Breach in the Road Agency application - hackers claim in an email to NOVA NEWS that they have obtained the profiles of over 100 thousand users and a thousand employees. RIA denies hacking and leakage of personal data, but an inspection shows otherwise.
LIMA is the official website of the "Road Infrastructure" Agency, which provides up-to-date information about the state of the republican road network. The hackers claim to have obtained personal data of RIA users and employees - public profiles, names, phone numbers, email addresses, as well as data about their vehicles.
In a statement, the Road Agency stated that no hacking of the LIMA system was detected, since the mobile application has not been functioning for more than 5 years and is no longer available. When it was available, the data that was entered was voluntary and not personal, RIA also claims. The LIMA system is currently accessible only through a browser, without registration or entering any data.
Cyber expert Khristian Daskalov explained that there is a purchase of old "information leaks".

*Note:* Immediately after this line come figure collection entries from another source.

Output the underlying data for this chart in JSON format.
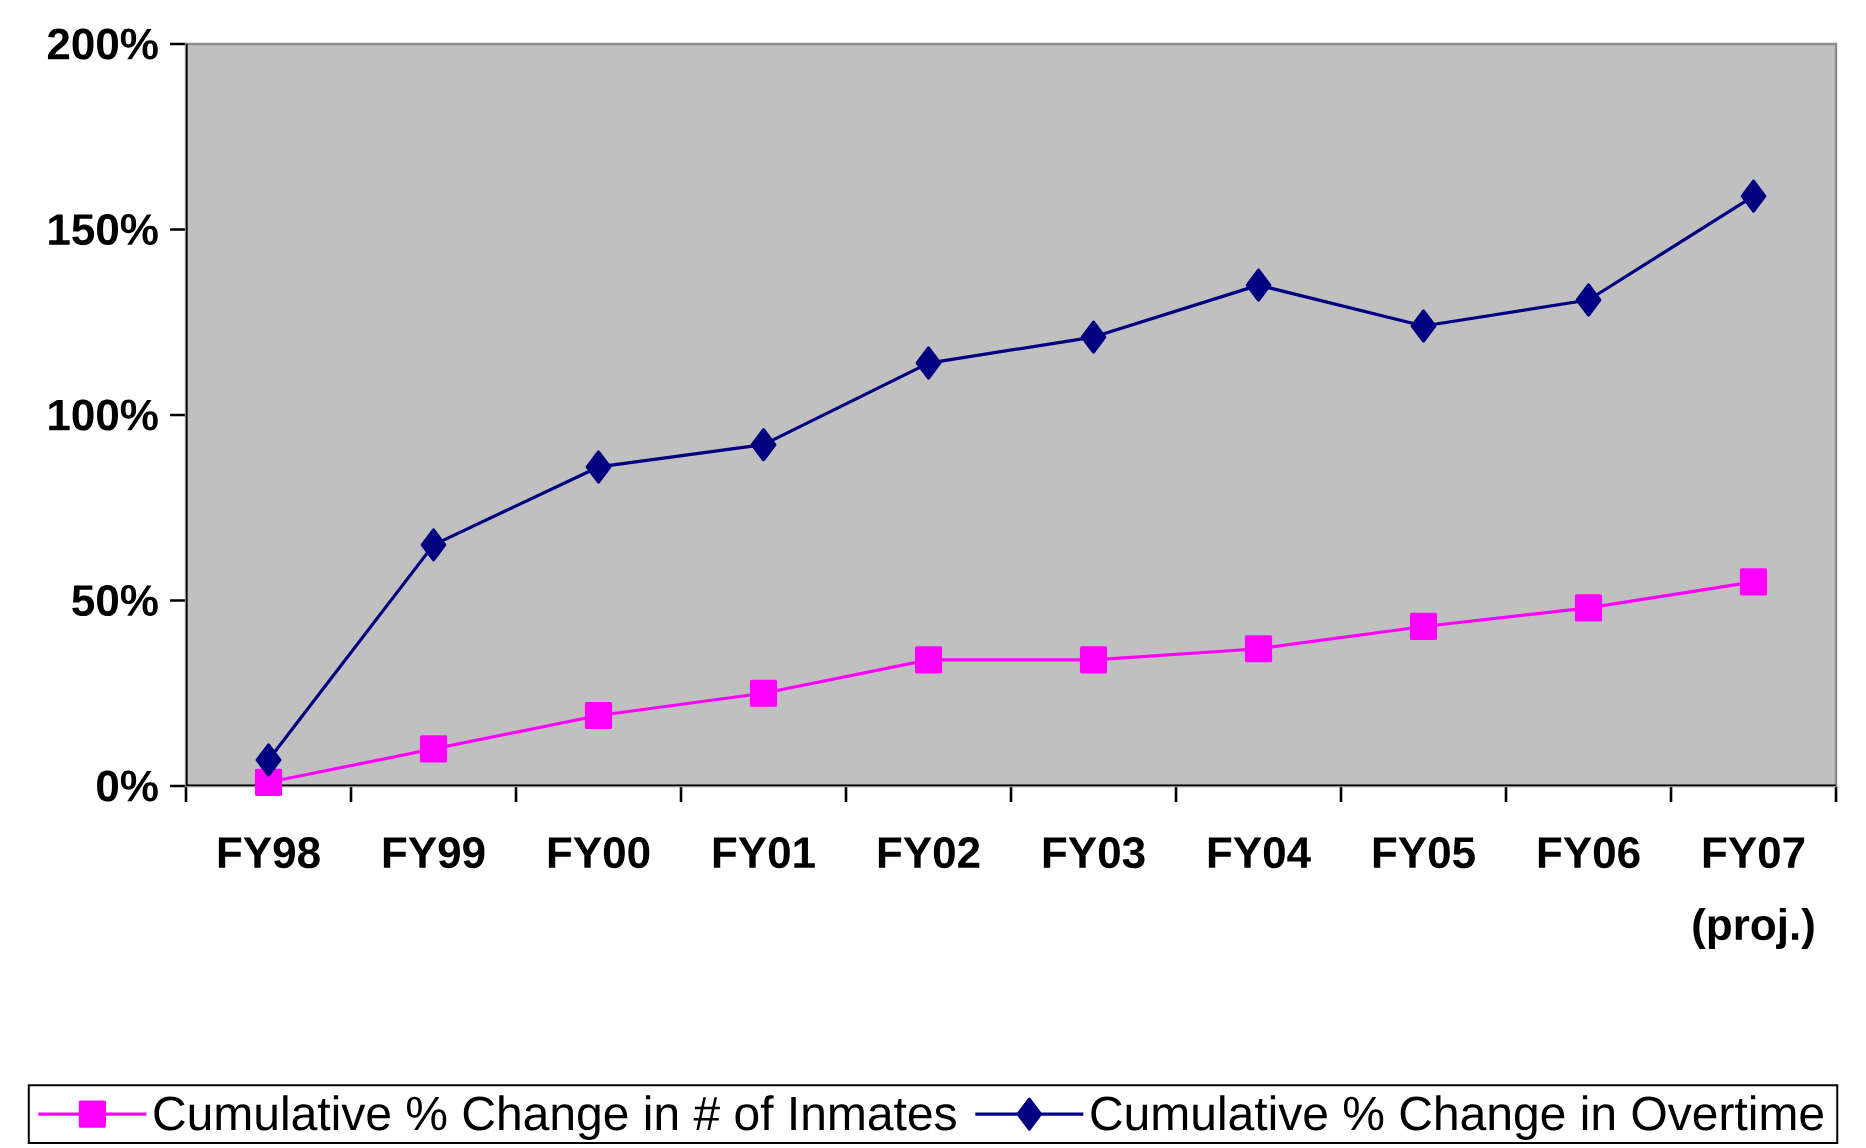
{
  "chart_data": {
    "type": "line",
    "categories": [
      "FY98",
      "FY99",
      "FY00",
      "FY01",
      "FY02",
      "FY03",
      "FY04",
      "FY05",
      "FY06",
      "FY07 (proj.)"
    ],
    "series": [
      {
        "name": "Cumulative % Change in # of Inmates",
        "color": "#ff00ff",
        "marker": "square",
        "values": [
          1,
          10,
          19,
          25,
          34,
          34,
          37,
          43,
          48,
          55
        ]
      },
      {
        "name": "Cumulative % Change in Overtime",
        "color": "#000080",
        "marker": "diamond",
        "values": [
          7,
          65,
          86,
          92,
          114,
          121,
          135,
          124,
          131,
          159
        ]
      }
    ],
    "ylim": [
      0,
      200
    ],
    "yticks": [
      {
        "value": 0,
        "label": "0%"
      },
      {
        "value": 50,
        "label": "50%"
      },
      {
        "value": 100,
        "label": "100%"
      },
      {
        "value": 150,
        "label": "150%"
      },
      {
        "value": 200,
        "label": "200%"
      }
    ],
    "legend": "bottom"
  }
}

"Such cases are exploited after purchase via the dark web. Usually, it involves a large amount of personal data. In more niche cases, information is generated with artificial intelligence, millions of personal identification numbers and Bulgarian names can be created, for example, in a matter of minutes. The Personal Data Protection Commission must investigate the case. If it is not a "leak" of sensitive data, there is an increase in phishing attacks, specifically against RIA employees. For $10, data of ordinary citizens is purchased to be used for spam advertising messages," he said.
The Chairman of the CPDP Ventsislav Karadzhov pointed out that personal data is divided into ordinary (three names, phone number, address) and additionally sensitive (biometric) - they have an increased level of protection. "All data administrators must report within three days of learning about a breach in their systems," he revealed.